If key health outcomes have not been studied or the direction of clinical effect is inconclusive, we may also evaluate the strength and adequacy of indirect evidence linking intermediate or surrogate outcomes to our outcomes of interest.
Assessing the Relative Magnitude of Risks and Benefits
An intervention is not reasonable and necessary if its risks outweigh its benefits. Net health outcomes is one of several considerations in determining whether an item or service is reasonable and necessary. CMS places greater emphasis on health outcomes actually experienced by patients, such as quality of life, functional status, duration of disability, morbidity and mortality, and less emphasis on outcomes that patients do not directly experience, such as intermediate outcomes, surrogate outcomes, and laboratory or radiographic responses. The direction, magnitude, and consistency of the risks and benefits across studies are also important considerations. Based on the analysis of the strength of the evidence, CMS assesses the relative magnitude of an intervention or technology’s benefits and risk of harm to Medicare beneficiaries.

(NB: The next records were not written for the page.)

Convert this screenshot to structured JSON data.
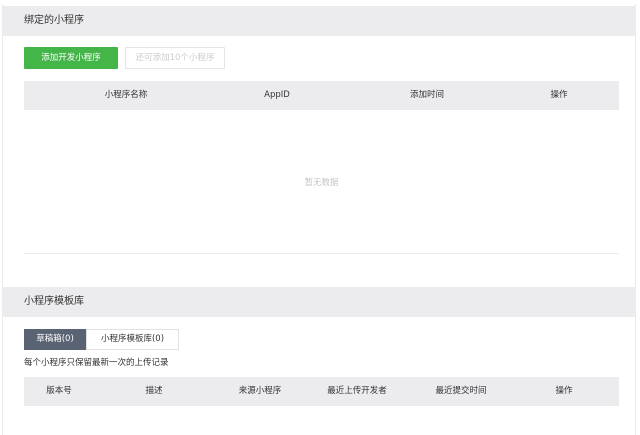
{
  "bound_section": {
    "title": "绑定的小程序",
    "add_button": "添加开发小程序",
    "remaining_button": "还可添加10个小程序",
    "columns": [
      "小程序名称",
      "AppID",
      "添加时间",
      "操作"
    ],
    "empty_text": "暂无数据"
  },
  "template_section": {
    "title": "小程序模板库",
    "tabs": [
      "草稿箱(0)",
      "小程序模板库(0)"
    ],
    "note": "每个小程序只保留最新一次的上传记录",
    "columns": [
      "版本号",
      "描述",
      "来源小程序",
      "最近上传开发者",
      "最近提交时间",
      "操作"
    ]
  },
  "colors": {
    "accent_green": "#44b549",
    "active_tab": "#596373",
    "header_bg": "#ececef"
  }
}
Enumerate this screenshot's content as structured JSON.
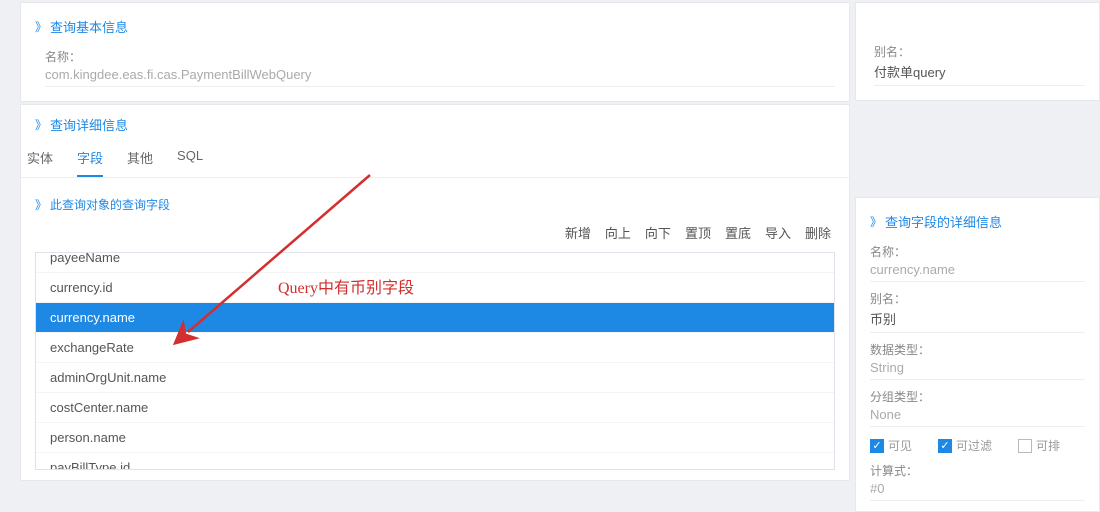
{
  "basic": {
    "header": "查询基本信息",
    "name_label": "名称：",
    "name_value": "com.kingdee.eas.fi.cas.PaymentBillWebQuery",
    "alias_label": "别名：",
    "alias_value": "付款单query"
  },
  "detail": {
    "header": "查询详细信息",
    "tabs": {
      "entity": "实体",
      "field": "字段",
      "other": "其他",
      "sql": "SQL"
    },
    "sub_header": "此查询对象的查询字段",
    "toolbar": {
      "add": "新增",
      "up": "向上",
      "down": "向下",
      "top": "置顶",
      "bottom": "置底",
      "import": "导入",
      "delete": "删除"
    },
    "fields": [
      "payeeName",
      "currency.id",
      "currency.name",
      "exchangeRate",
      "adminOrgUnit.name",
      "costCenter.name",
      "person.name",
      "payBillType.id"
    ],
    "selected_index": 2
  },
  "right": {
    "header": "查询字段的详细信息",
    "name_label": "名称：",
    "name_value": "currency.name",
    "alias_label": "别名：",
    "alias_value": "币别",
    "dtype_label": "数据类型：",
    "dtype_value": "String",
    "gtype_label": "分组类型：",
    "gtype_value": "None",
    "visible_label": "可见",
    "filter_label": "可过滤",
    "sort_label": "可排",
    "calc_label": "计算式：",
    "calc_value": "#0"
  },
  "annotation": {
    "text": "Query中有币别字段"
  }
}
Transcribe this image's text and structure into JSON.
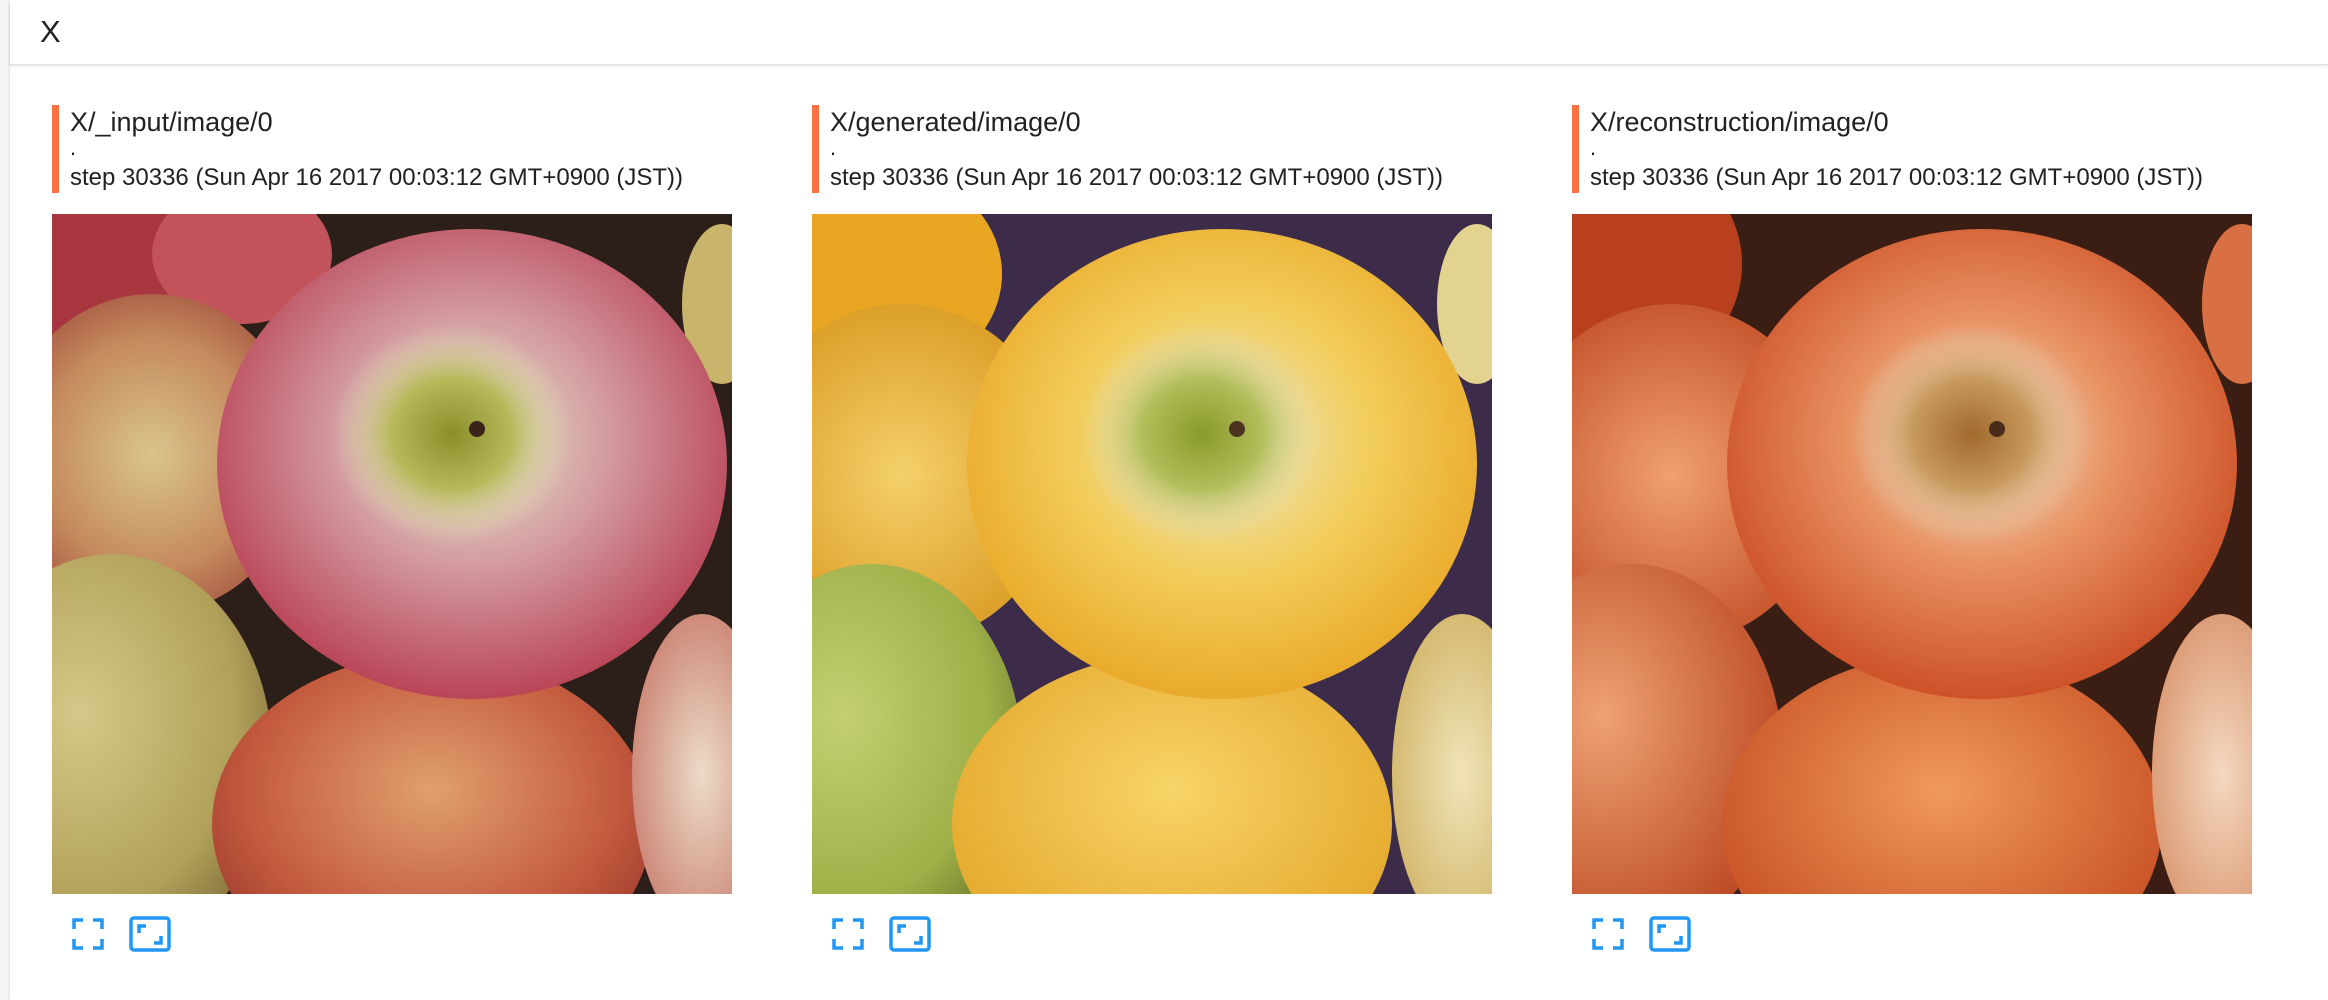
{
  "card": {
    "title": "X"
  },
  "accent_color": "#ff7043",
  "tool_color": "#2196f3",
  "panes": [
    {
      "tag": "X/_input/image/0",
      "dot": ".",
      "step": "step 30336 (Sun Apr 16 2017 00:03:12 GMT+0900 (JST))",
      "tools": [
        "fullscreen-icon",
        "actual-size-icon"
      ]
    },
    {
      "tag": "X/generated/image/0",
      "dot": ".",
      "step": "step 30336 (Sun Apr 16 2017 00:03:12 GMT+0900 (JST))",
      "tools": [
        "fullscreen-icon",
        "actual-size-icon"
      ]
    },
    {
      "tag": "X/reconstruction/image/0",
      "dot": ".",
      "step": "step 30336 (Sun Apr 16 2017 00:03:12 GMT+0900 (JST))",
      "tools": [
        "fullscreen-icon",
        "actual-size-icon"
      ]
    }
  ]
}
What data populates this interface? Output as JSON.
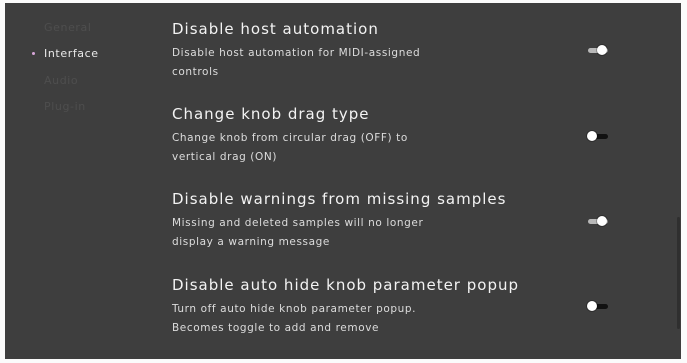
{
  "sidebar": {
    "items": [
      {
        "label": "General",
        "active": false
      },
      {
        "label": "Interface",
        "active": true
      },
      {
        "label": "Audio",
        "active": false
      },
      {
        "label": "Plug-in",
        "active": false
      }
    ]
  },
  "settings": [
    {
      "title": "Disable host automation",
      "description_line1": "Disable host automation for MIDI-assigned",
      "description_line2": "controls",
      "enabled": true
    },
    {
      "title": "Change knob drag type",
      "description_line1": "Change knob from circular drag (OFF) to",
      "description_line2": "vertical drag (ON)",
      "enabled": false
    },
    {
      "title": "Disable warnings from missing samples",
      "description_line1": "Missing and deleted samples will no longer",
      "description_line2": "display a warning message",
      "enabled": true
    },
    {
      "title": "Disable auto hide knob parameter popup",
      "description_line1": "Turn off auto hide knob parameter popup.",
      "description_line2": "Becomes toggle to add and remove",
      "enabled": false
    }
  ],
  "colors": {
    "background": "#3e3e3e",
    "accent": "#d7a6d9",
    "toggle_on_track": "#b8b8b8",
    "toggle_off_track": "#111111"
  }
}
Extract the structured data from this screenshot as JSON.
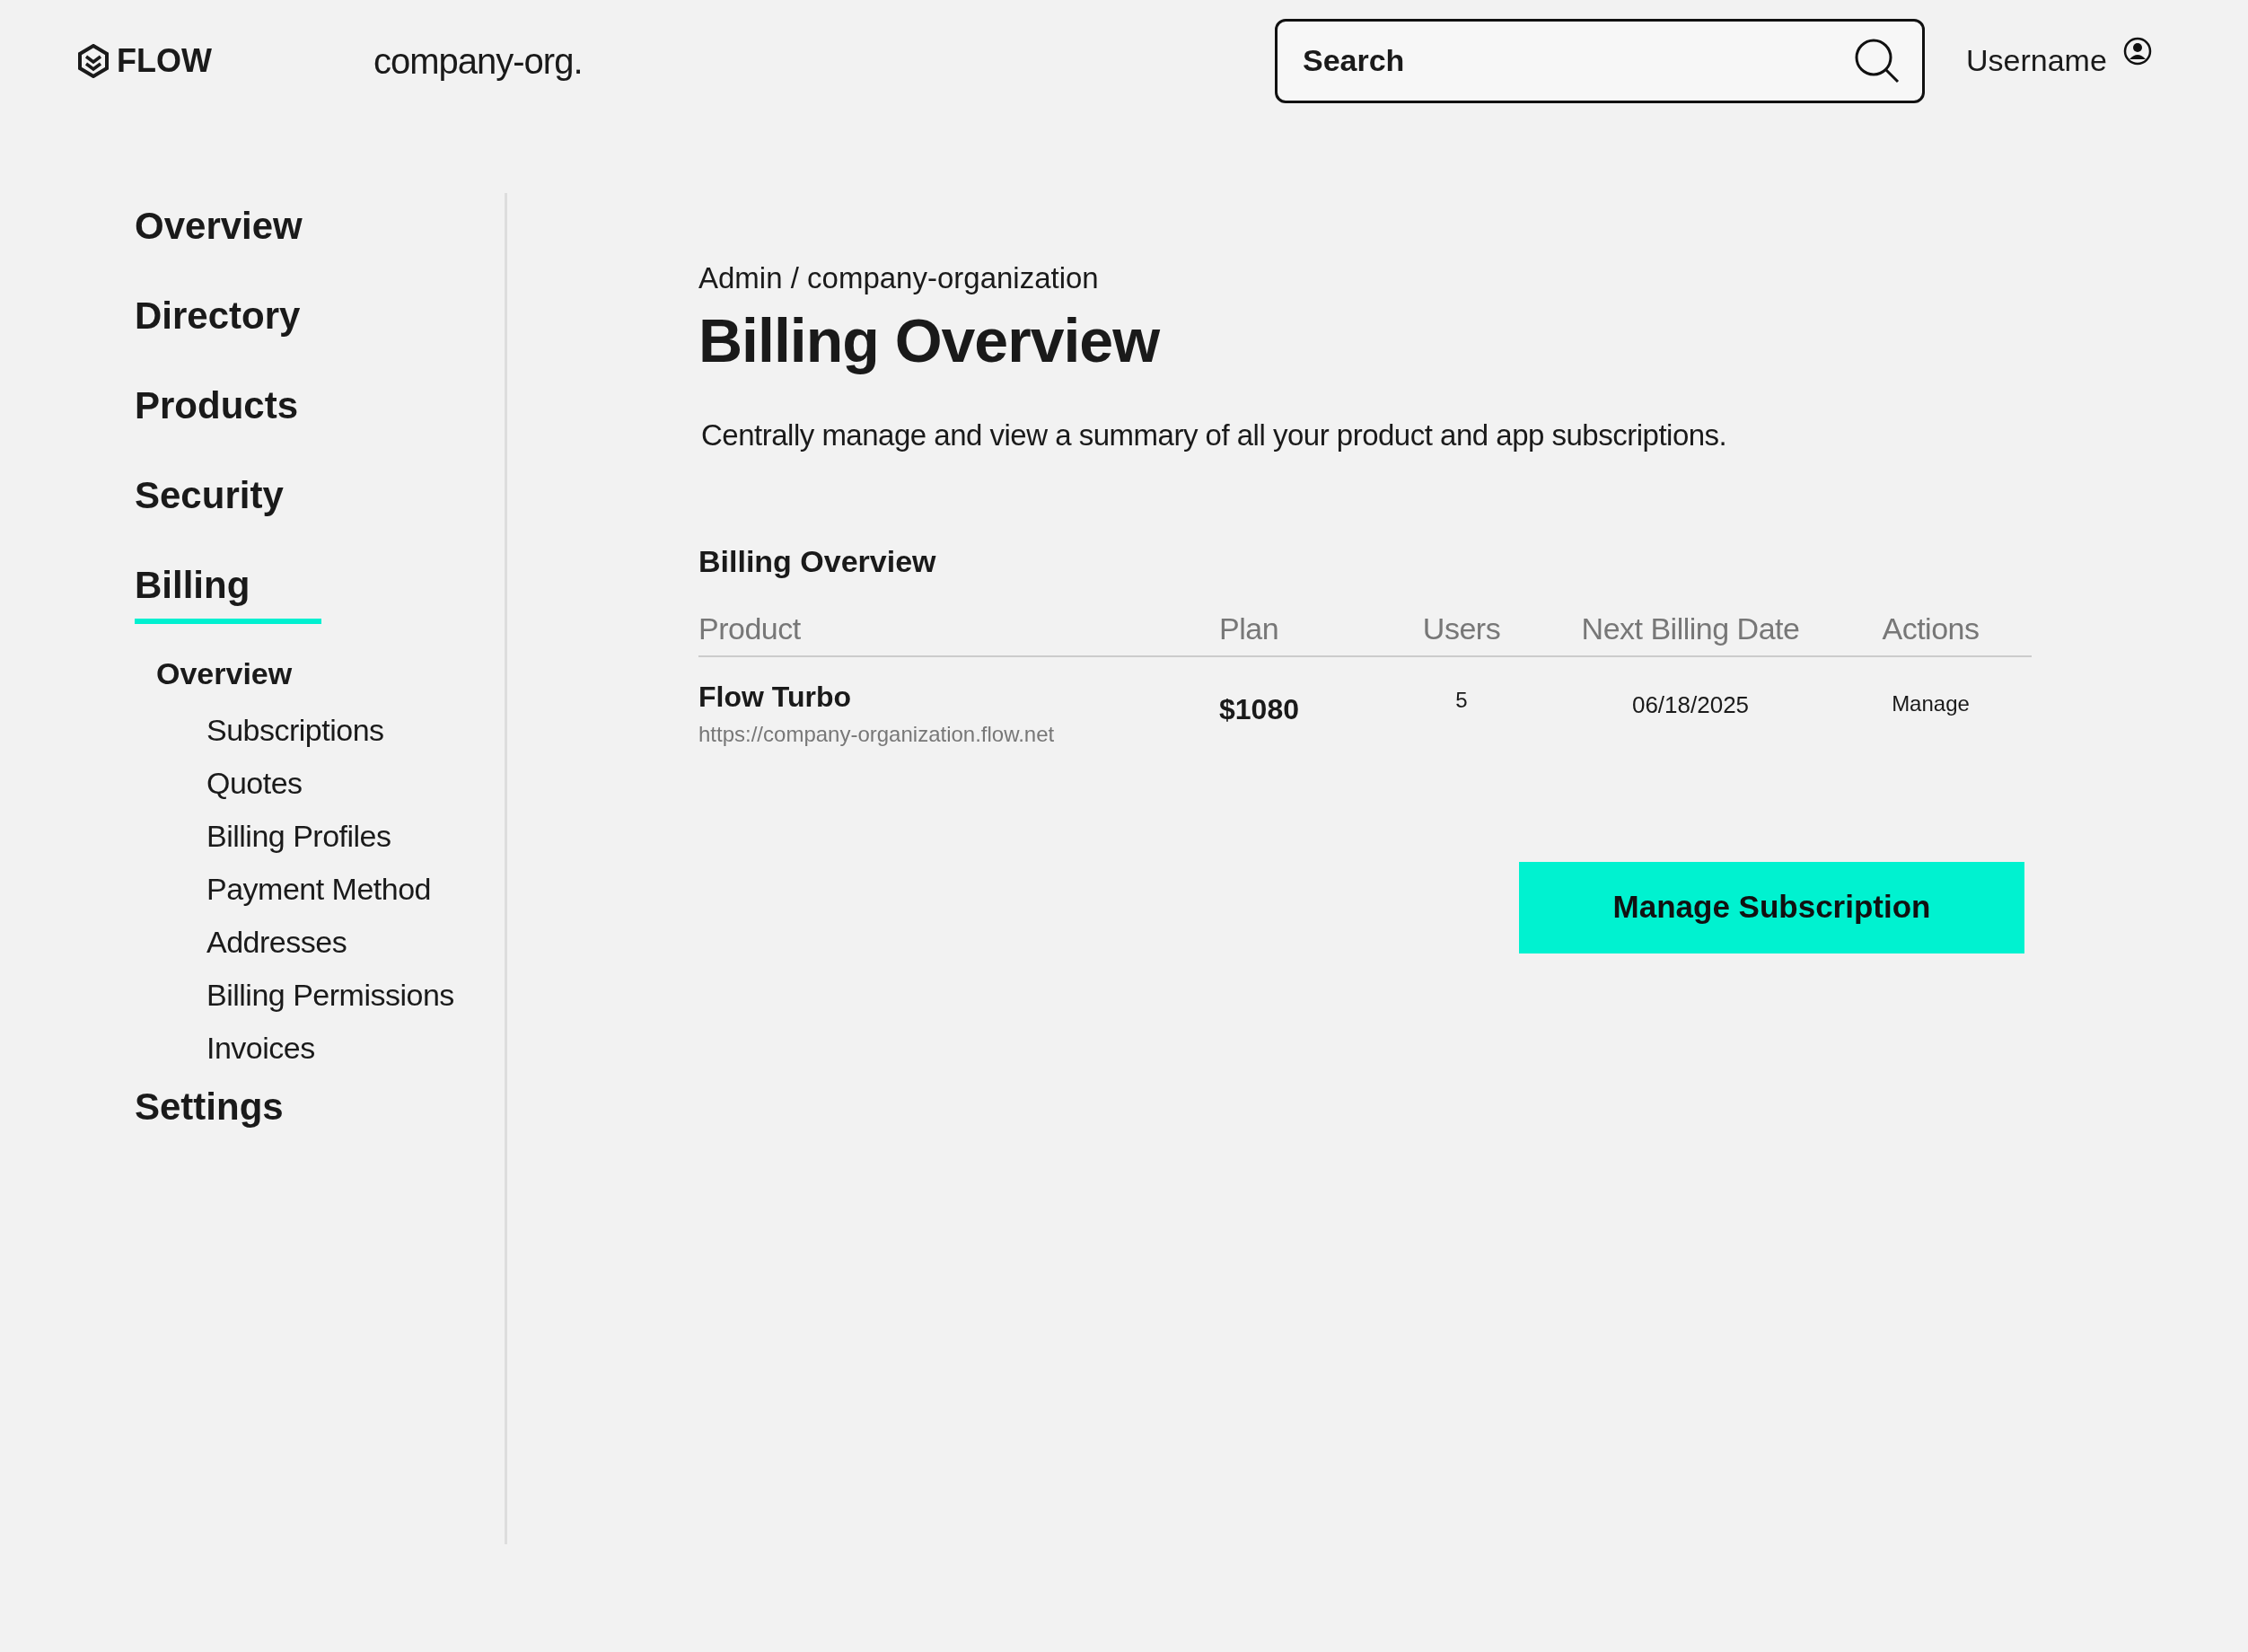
{
  "header": {
    "logo": "FLOW",
    "org": "company-org.",
    "search": {
      "placeholder": "Search"
    },
    "user": "Username"
  },
  "sidebar": {
    "items": [
      {
        "label": "Overview",
        "selected": false
      },
      {
        "label": "Directory",
        "selected": false
      },
      {
        "label": "Products",
        "selected": false
      },
      {
        "label": "Security",
        "selected": false
      },
      {
        "label": "Billing",
        "selected": true,
        "children": [
          {
            "label": "Overview",
            "selected": true,
            "children": [
              {
                "label": "Subscriptions",
                "selected": false
              },
              {
                "label": "Quotes",
                "selected": false
              },
              {
                "label": "Billing Profiles",
                "selected": false
              },
              {
                "label": "Payment Method",
                "selected": false
              },
              {
                "label": "Addresses",
                "selected": false
              },
              {
                "label": "Billing Permissions",
                "selected": false
              },
              {
                "label": "Invoices",
                "selected": false
              }
            ]
          }
        ]
      },
      {
        "label": "Settings",
        "selected": false
      }
    ]
  },
  "breadcrumb": "Admin / company-organization",
  "title": "Billing Overview",
  "description": "Centrally manage and view a summary of all your product and app subscriptions.",
  "table": {
    "title": "Billing Overview",
    "columns": [
      "Product",
      "Plan",
      "Users",
      "Next Billing Date",
      "Actions"
    ],
    "rows": [
      {
        "product": "Flow Turbo",
        "url": "https://company-organization.flow.net",
        "plan": "$1080",
        "users": "5",
        "next_billing_date": "06/18/2025",
        "action": "Manage"
      }
    ]
  },
  "button": "Manage Subscription"
}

1 NHLBI Data Fact Sheet. Chronic Obstructive Pulmonary Disease. Publication No. 03-5229; March 2003.
2 Continuous or nocturnal oxygen therapy in hypoxemic chronic obstructive lung disease: a clinical trial. Nocturnal Oxygen Therapy Trial Group. Ann Intern Med 1980;93:391-8.
3 Long term domiciliary oxygen therapy in chronic hypoxic cor pulmonale complicating chronic bronchitis and emphysema. Report of the Medical Research Council Working Party. Lancet 1981; 1(8222): 681-6.
4 Lau J, Chew P, Wang C, White A. Long-Term Oxygen Therapy for Severe COPD. June 2004 Prepared for AHRQ by Tufts-New England Medical Center EPC.
5 Croxton T, Bailey W. Long-term Oxygen Treatment in COPD. An NHLBI Workshop Report 2004.